- Court: United States Court of Appeals for the Fifth Circuit
- Full case name: SBC Communications, Inc. v. FCC
- Decided: September 4, 1998
- Citations: 154 F.3d 226; 1998-2 Trade Cases ¶ 72,256

Court membership
- Judges sitting: E. Grady Jolly, Jerry Edwin Smith, Rhesa Barksdale

Case opinions
- Majority: Jolly, joined by Barksdale
- Dissent: Smith

= SBC Communications, Inc. v. FCC =

United States legal case

SBC Communications, Inc. v.
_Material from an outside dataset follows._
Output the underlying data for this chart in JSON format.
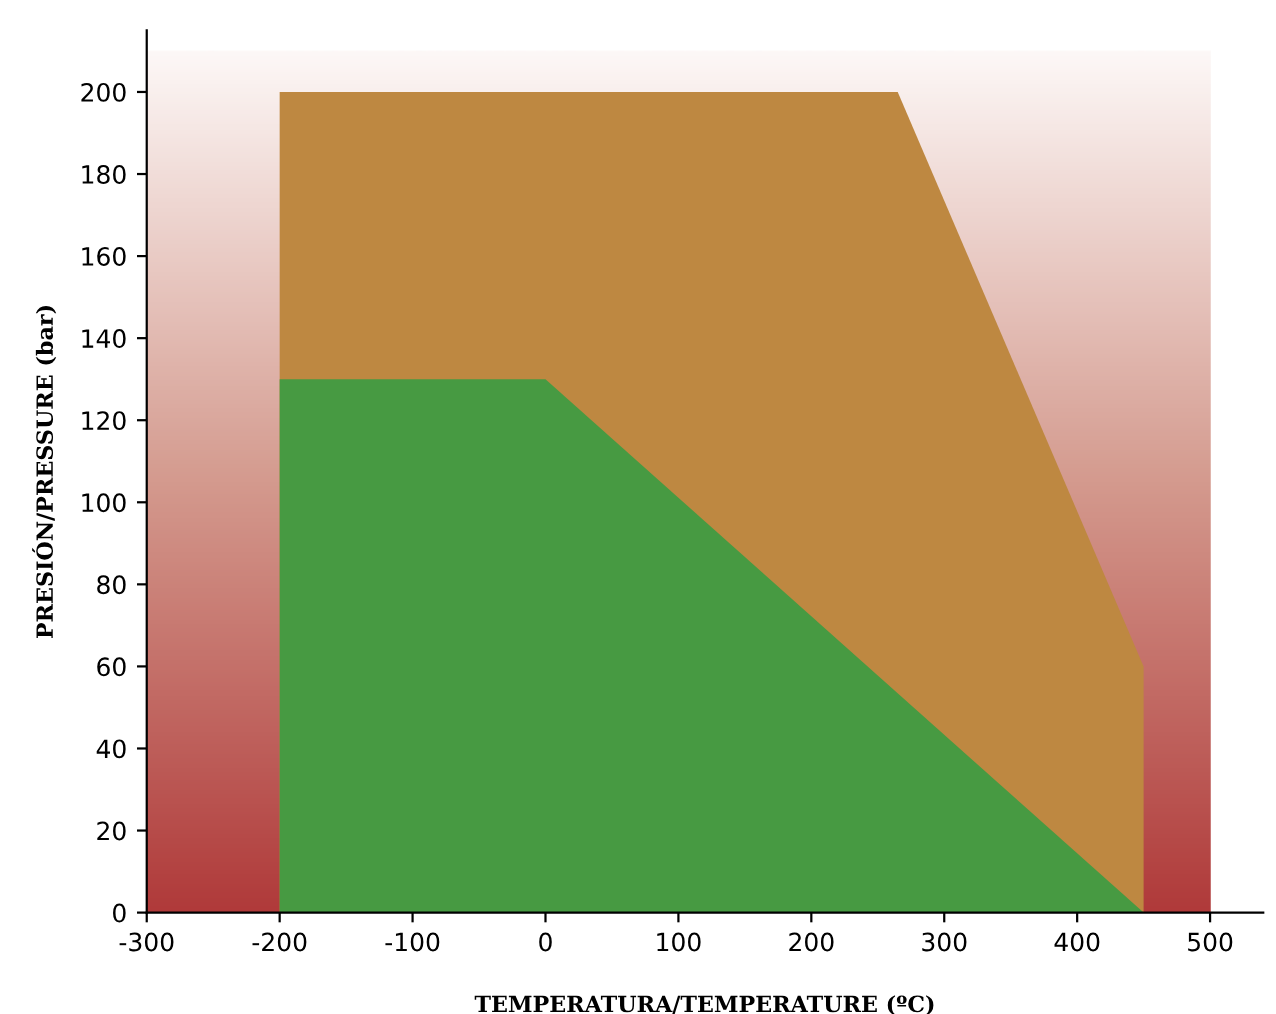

FCC, 154 F.3d 226 (5th Cir. 1998), was a case decided by the United States Court of Appeals for the Fifth Circuit that upheld §§ 271-275 of the Telecommunications Act of 1996 as constitutional against a challenge that the provisions acted as a bill of attainder.

==Factual background==
Sections 271-275 of the Telecommunications Act of 1996 place limitations on the entrance of the Regional Bell Operating Companies (RBOCs) into the in-region long-distance service market. SBC Communications challenged these provisions as a bill of attainder that singled out the RBOCs for punishment.

==Decision==
The Fifth Circuit upheld the statute, holding that §§ 271-275 were not punitive in nature and thus could not be considered a bill of attainder.